Что ж, всё так, всё правильно. Свой предельный возраст есть у собаки, у театральной школы, у формы государственного правления; свой возраст есть и у женской дружбы. Сие нужно принять с достоинством, не опускаясь до уровня базарной торговки. Впрочем, всё плохое следует принимать с достоинством: жизнь, мол, сурова, а настоящая француженка ещё крепче. Ведь чем, в конце концов, только и можно сейчас одолеть неметчину? Силой духа, именно что — силой духа. Мыслями о родине, духом и поддержанием в соплеменниках здорового энергичного оптимизма.
Соплеменники, впрочем, разъезжались. Одни находили себе места в самой Пруссии, другие уезжали в сопредельные страны. Вот и мосье де Моклерк, отшлифовав слог «Истории Англии» и прочитав несколько из неё отрывков на «воскресеньях» у Элизабет, тоже вдруг загрустил, начал жаловаться на недомогание (хотя в прежние годы купался в реке практически до самых заморозков), а затем вдруг укатил в Бельгию. «Людей посмотрю, развеюсь», — сказал перед отъездом Моклерк. И как в воду канул. То ли душевная у него застоялость была чрезмерной, то ли климат бельгийский показался более подходящим, но только исчез де Моклерк, ни слуху ни духу. А несколько месяцев спустя и Рапэн Туара двинул из затхлого Штеттина. Элизабет не без оснований подозревала, что едет Туара к своему зятю, по просьбе которого как раз и скрывал свой маршрут, однако вдаваться в подробности сочла излишним. В конце концов, всякий отъехавший от Штеттина миль на двести практически умирает для тех, кто в Штеттине остался, — с учётом скорости передвижения и возможностей почтового сообщения. Так что Бельгия или не Бельгия, один чёрт; всё равно, как если бы тот и другой уехали на Луну. Хотя в глубине души Элизабет была оскорблена отказом Рапэна Туара сообщить свой маршрут. Секрет и есть секрет, она прекрасно это понимала. Но перед ней?! О, людская неблагодарность, о, постылая чужбина!

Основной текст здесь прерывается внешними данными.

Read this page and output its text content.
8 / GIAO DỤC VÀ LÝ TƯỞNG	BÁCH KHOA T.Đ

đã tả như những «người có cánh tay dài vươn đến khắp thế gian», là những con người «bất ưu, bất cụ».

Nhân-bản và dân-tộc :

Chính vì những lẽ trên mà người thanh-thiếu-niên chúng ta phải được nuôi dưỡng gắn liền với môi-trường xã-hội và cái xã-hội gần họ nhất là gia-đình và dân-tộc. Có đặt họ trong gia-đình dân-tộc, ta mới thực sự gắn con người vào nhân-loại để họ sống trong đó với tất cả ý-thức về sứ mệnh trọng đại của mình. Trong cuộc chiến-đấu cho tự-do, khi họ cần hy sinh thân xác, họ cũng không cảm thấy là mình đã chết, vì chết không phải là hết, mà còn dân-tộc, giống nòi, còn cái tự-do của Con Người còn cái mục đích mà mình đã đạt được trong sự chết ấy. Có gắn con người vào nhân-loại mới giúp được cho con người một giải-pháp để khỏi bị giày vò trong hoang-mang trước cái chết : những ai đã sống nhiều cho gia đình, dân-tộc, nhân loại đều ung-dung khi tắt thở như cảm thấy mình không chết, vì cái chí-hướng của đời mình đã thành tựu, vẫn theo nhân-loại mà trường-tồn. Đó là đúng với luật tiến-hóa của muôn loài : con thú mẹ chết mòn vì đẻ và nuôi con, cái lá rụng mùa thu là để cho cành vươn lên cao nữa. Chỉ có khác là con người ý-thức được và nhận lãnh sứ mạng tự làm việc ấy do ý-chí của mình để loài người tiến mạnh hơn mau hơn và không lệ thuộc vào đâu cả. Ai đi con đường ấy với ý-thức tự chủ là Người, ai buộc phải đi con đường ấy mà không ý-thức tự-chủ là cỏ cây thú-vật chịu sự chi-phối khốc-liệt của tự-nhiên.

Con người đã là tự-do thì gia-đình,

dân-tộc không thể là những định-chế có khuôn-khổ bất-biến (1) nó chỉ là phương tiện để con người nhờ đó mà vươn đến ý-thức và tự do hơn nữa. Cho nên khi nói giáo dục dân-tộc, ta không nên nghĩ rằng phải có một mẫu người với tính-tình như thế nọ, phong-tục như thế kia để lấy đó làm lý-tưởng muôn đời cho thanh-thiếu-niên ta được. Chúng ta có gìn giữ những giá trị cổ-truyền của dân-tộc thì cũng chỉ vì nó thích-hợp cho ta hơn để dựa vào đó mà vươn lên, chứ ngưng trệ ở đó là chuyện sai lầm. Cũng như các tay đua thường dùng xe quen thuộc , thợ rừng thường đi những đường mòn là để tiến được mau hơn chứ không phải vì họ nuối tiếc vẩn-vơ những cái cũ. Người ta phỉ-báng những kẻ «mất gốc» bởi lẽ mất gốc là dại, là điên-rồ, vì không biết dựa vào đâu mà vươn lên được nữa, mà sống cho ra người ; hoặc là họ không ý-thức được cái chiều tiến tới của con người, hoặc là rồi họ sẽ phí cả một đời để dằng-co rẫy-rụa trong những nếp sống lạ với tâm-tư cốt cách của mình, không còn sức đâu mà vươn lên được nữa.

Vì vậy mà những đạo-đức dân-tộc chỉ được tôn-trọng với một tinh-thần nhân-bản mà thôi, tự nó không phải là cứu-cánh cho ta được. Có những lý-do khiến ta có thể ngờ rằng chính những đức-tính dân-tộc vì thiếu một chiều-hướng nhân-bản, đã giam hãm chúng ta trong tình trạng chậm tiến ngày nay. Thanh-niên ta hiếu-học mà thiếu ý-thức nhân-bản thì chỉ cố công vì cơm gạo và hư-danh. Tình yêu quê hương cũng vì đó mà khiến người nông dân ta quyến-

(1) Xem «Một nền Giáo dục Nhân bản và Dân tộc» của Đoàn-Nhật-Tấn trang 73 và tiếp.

Уходят, уходят друзья... Да и друзья ли?
Когда хозяйка в своей обыкновенной наглой манере сообщила ей о том, что всё семейство собирается переехать из Штеттина в цербстский фамильный замок, Элизабет Кардель обрадовалась. Что бы там ни говорили, а переезд, к тому же переезд в другой город, — это как новая тетрадь для ученика, это как новое платье для девушки, как новый любовник для вдовицы. Это всегда новая глава в книге жизни.
Глубокая, та, что глубже знания и разумения, женская интуиция подсказывала Элизабет: погоди, мол, не радуйся, ещё помянешь добрым словом и набережную, и городскую площадь, и скучноватые пикники возле дворца. Но душа мадемуазель уже стремилась в этот незнакомый Цербст. Среди прочих была у Элизабет ещё и та надежда, что приехавшая из Вортеля до неузнаваемости преображённой Софи вновь обретёт прежнее эго, едва только приедет в свой фамильный дом.
Но приехала её любимая Фике настолько преображённой, холодной, неразговорчивой, что Бабет даже оторопь взяла. Начать хотя бы с того, что девочка не позволила себя поцеловать при встрече. Такого ещё не бывало! Элизабет стремглав сбежала с лестницы, отпахнула дверцу кареты со стороны Фике — и вдруг такой афронт: дражайшая Софичка безучастно взглянула на свою мадемуазель и каким-то подозрительно взрослым движением уклонилась от поцелуя:
— Не надо, я очень устала.
Это было хуже оскорбления, жестоко и незаслуженно; это было хуже откровенной пощёчины.
И сразу же всё пошло наперекосяк. Все мысли Бабет, все мечты обратились в прах.